Tuesday, 23 June 2026 PDT | 07:51 AM
The 1 News Alt Logo Text Smart News for Global Indians

Canada’s research backbone at UVic receives a $16.7 million reboot

AI News June 23, 2026 07:03 PM
Canada’s research backbone at UVic receives a $16.7 million reboot

Canada’s research backbone at UVic receives a $16.7 million reboot

Published 5:45 am Tuesday, June 23, 2026

Sarah Huber at UVic Research Computing Services is part of a team that designed and built the Arbutus Cloud computing facility. (Courtesy of the University of Victoria)

University of Victoria’s Arbutus Cloud has served as a critical backbone for Canadian research since 2016, supporting thousands of projects ranging from prize-winning physics experiments to massive-scale astronomical data processing.

The cloud received a $16.7 million infrastructure reboot this spring, and the facility, which facilitates over three million user interactions annually, is now faster and more energy-efficient.

Arbutus Cloud originally grew from a precursor cloud called West Cloud in 2016. It is nationally funded with the contributions of the federal government, the provincial government, and through the Digital Research Alliance of Canada.

Apart from university students, faculty members, and librarians, the entire research community across Canada benefits from the cloud to conduct their research and store their data.

“We’ve got about a little more than 1,000 research projects that are hosted on Arbutus, and each of them has any number of contributors, so it’s probably closer to 3,000 or 4,000 individuals that are using the cloud service,” manager of advanced research computing infrastructure at UVic, Jeff Albert, told Saanich News.

Many of the users are running portals or shared services through the resources they received from Arbutus, which can have thousands of international users as well.

Director of research computing services, Ryan Enge, added that their annual reports show nearly three million unique users from around the world access their platform in a given year.

“And we expect that number is actually quite a lot higher than that. It’s just a very conservative number,” Enge added.

In Canada, there are very few other sites that are similar to the Arbutus cloud. Albert explained that there are a couple of regional clouds operated by other institutions regionally, such as the Juno cloud in Quebec, which is a bit smaller than the Arbutus.

Each of the other national hosting sites has a small cloud component to them, and internationally, the US Jetstream 2 cloud is somewhat comparable to Arbutus, which runs a similar software stack.
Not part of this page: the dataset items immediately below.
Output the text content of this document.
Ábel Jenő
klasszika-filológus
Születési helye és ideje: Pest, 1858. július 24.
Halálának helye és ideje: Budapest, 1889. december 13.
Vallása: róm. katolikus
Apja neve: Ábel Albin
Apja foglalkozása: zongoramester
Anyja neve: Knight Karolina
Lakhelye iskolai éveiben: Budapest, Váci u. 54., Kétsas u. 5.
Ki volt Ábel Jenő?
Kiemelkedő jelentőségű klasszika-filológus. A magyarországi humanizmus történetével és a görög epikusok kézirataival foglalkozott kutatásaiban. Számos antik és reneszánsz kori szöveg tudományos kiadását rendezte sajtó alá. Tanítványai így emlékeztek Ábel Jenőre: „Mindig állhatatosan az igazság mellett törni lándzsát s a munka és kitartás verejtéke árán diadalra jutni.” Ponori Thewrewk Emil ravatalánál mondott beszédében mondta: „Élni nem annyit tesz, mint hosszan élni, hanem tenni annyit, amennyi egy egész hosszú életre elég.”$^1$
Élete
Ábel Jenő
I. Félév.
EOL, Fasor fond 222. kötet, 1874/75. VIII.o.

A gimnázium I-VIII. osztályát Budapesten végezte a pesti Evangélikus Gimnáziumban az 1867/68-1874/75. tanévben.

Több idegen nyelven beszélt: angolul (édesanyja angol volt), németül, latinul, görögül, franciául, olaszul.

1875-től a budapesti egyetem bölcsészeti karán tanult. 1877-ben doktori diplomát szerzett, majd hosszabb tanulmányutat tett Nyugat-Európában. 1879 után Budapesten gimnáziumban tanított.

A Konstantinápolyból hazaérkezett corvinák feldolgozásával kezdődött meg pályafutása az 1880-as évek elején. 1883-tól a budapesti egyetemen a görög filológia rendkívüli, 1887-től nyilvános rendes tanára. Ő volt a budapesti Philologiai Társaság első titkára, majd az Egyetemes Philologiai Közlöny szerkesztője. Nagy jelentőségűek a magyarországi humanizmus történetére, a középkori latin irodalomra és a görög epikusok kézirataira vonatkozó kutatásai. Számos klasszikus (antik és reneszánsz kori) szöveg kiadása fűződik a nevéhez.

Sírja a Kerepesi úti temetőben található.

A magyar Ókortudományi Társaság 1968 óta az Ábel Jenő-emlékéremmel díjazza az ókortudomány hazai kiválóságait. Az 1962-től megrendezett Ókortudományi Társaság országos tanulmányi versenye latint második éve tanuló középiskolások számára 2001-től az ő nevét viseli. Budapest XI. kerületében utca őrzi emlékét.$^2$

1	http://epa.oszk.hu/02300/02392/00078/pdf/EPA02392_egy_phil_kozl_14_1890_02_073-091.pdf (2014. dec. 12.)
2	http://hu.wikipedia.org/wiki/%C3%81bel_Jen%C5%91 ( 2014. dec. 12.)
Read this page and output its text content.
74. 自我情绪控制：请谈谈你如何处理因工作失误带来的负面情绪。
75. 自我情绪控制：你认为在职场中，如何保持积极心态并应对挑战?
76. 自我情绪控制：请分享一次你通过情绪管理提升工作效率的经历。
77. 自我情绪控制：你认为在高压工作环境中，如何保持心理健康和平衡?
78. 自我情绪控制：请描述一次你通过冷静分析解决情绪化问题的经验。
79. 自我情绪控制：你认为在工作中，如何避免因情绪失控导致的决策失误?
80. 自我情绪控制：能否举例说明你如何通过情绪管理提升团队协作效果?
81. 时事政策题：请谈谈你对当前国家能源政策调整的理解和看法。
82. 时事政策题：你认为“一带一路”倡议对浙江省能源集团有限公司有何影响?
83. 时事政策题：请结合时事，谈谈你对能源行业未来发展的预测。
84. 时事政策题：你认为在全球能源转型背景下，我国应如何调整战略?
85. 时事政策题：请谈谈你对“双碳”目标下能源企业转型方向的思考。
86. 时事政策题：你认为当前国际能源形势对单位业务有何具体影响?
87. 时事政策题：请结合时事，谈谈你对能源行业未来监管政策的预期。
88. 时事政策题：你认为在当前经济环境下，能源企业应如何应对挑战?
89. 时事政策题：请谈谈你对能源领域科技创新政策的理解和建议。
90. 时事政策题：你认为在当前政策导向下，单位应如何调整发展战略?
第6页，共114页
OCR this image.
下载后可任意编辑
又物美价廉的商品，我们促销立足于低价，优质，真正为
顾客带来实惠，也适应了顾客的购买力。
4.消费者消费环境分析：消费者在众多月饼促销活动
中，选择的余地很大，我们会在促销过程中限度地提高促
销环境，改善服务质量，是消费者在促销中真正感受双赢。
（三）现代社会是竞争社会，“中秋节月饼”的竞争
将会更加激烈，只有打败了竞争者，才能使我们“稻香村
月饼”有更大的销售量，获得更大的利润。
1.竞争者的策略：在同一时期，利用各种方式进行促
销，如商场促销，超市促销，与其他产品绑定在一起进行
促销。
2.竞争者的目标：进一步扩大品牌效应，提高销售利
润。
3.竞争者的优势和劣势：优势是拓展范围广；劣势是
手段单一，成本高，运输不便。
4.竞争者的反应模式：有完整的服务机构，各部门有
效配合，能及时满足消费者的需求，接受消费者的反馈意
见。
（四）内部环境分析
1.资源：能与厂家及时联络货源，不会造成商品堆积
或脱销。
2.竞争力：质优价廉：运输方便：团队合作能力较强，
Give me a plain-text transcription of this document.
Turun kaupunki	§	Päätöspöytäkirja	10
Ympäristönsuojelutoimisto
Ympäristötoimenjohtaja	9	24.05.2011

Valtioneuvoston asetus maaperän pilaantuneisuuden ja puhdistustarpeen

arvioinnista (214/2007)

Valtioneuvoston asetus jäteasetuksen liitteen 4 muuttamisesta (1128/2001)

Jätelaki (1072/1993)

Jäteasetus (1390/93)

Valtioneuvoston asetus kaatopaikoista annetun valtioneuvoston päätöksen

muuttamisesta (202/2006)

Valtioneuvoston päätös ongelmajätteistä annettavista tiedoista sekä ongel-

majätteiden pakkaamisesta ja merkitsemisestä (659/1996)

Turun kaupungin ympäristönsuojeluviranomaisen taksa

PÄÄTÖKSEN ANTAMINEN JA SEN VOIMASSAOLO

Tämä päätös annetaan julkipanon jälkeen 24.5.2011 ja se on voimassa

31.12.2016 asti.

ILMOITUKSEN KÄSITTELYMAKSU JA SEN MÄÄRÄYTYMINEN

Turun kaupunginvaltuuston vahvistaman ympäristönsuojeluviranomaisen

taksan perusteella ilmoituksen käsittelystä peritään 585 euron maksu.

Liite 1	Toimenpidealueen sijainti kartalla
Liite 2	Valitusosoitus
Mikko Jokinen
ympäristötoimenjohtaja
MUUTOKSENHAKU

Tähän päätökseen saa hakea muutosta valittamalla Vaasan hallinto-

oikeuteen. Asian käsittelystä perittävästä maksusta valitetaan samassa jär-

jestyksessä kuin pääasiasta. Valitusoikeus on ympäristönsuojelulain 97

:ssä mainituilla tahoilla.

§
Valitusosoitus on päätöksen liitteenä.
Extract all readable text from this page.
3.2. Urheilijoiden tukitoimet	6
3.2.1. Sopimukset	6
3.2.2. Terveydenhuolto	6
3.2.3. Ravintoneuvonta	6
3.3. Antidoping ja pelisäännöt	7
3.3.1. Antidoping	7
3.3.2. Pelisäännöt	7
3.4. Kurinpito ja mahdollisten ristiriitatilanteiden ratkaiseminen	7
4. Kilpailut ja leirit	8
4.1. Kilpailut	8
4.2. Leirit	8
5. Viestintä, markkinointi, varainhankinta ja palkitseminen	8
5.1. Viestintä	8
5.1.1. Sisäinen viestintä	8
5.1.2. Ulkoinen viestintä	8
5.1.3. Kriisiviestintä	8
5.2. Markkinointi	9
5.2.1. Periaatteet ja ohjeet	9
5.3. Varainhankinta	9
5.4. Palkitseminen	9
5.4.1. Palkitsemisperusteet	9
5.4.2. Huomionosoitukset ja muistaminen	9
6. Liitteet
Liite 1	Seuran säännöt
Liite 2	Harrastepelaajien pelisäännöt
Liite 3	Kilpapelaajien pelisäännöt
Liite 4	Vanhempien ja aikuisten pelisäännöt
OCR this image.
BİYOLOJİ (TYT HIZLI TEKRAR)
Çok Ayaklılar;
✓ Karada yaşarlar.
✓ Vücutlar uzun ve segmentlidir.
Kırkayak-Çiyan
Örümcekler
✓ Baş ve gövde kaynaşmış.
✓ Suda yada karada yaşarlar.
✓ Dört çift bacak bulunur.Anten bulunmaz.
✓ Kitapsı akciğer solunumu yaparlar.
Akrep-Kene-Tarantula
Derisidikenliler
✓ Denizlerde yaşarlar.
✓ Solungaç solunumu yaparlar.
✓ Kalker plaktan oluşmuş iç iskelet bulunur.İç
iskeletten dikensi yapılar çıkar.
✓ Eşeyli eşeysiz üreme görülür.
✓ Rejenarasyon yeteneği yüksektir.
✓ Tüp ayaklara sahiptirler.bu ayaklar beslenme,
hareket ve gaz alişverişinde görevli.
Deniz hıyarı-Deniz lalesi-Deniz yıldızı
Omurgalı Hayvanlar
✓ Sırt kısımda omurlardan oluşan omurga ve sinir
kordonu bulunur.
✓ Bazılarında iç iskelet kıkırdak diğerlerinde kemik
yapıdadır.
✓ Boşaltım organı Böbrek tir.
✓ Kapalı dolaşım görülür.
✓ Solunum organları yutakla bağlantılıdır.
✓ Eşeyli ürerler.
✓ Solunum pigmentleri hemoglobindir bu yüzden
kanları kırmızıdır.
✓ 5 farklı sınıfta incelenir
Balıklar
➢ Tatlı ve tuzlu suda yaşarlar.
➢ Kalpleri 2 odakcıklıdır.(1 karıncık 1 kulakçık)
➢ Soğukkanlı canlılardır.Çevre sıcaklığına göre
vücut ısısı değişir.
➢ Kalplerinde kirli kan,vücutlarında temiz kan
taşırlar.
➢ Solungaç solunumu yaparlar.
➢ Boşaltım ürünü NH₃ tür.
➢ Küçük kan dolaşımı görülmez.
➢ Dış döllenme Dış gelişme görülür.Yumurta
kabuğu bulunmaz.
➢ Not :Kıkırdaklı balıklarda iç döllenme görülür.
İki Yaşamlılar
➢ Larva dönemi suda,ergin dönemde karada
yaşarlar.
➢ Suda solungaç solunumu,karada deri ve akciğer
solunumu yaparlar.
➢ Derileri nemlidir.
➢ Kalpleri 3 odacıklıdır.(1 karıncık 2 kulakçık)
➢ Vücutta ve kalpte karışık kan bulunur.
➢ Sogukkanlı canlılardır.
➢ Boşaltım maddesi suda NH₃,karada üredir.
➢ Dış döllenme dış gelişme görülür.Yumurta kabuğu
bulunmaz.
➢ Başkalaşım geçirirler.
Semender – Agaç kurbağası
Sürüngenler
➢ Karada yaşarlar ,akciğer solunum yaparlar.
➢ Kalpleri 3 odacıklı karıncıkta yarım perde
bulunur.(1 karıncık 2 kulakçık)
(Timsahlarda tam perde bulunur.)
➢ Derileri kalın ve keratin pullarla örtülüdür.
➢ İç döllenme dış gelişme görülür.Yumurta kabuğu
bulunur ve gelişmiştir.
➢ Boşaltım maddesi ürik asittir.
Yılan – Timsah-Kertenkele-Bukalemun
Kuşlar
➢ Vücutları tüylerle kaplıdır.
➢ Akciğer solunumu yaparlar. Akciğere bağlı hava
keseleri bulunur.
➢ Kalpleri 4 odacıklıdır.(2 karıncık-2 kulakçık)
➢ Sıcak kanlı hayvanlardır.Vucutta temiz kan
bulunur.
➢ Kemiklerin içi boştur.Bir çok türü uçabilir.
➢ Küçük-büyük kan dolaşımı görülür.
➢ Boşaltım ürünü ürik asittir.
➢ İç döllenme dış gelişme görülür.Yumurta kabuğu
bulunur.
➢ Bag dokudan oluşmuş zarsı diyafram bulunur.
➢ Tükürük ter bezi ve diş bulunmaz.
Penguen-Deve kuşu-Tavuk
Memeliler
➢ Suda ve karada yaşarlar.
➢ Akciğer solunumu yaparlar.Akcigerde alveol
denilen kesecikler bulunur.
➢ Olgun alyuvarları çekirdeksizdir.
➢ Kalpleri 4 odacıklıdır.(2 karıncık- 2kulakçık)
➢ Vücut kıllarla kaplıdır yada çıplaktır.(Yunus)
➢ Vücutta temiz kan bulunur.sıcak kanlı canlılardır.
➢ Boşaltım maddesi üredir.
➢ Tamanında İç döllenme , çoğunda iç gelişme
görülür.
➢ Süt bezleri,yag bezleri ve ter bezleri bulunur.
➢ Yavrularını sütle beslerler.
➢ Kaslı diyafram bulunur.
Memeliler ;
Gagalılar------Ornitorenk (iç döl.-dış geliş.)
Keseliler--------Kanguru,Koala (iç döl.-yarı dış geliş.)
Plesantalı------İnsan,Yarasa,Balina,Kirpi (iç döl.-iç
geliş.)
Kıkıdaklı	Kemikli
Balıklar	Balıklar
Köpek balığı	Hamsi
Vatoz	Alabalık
“I guess the Australian Nectar cloud would be a good comparator as well, similar software stack, about the same scale.”

Over the years, the Arbutus Cloud has contributed to significant international collaborations. One such major project the duo could think of was the Large Hadron Collider (LHC) physics project in Switzerland.

Since the project creates so much data that cannot be processed on the site in Switzerland, they distributed it internationally, including on Arbutus.

They are also working with the Canadian Astronomical Data Centre based in Saanich, providing them with computer resources to support astronomy research.

The cloud will be a part of creating the largest radio telescope ever made by humans by providing its services to the centre. They expect it will produce more research data than just about any scientific experiment ever.

A recent upgrade to the cloud has now been completed and rolled out into production for users in the spring this year.

Albert revealed that the $16.7 million investment helped replace all of their hardware equipment, which had been in use since its inception.

“It’s a very long time to keep equipment online. We do that because we want to keep that equipment available to researchers, keep them able to do their research on it, even though those machines are probably quite a bit older than you’d normally want to run.”

When this multi-year funding proposal was approved through the federal government and then through the alliance, they made plans to replace all of the equipment at once.

“One of the big benefits of the upgrade is that the system is a lot more energy efficient per the amount of compute power that we have,” Enge said.

“Now this is an opportunity to completely refresh the infrastructure and provide much more computing power to the researchers, but also in a more efficient way.”

“We’ve been strong proponents of having these types of services for Canadian researchers in Canada and running on open source software…things that are really key to the research ecosystem,” Jeff added.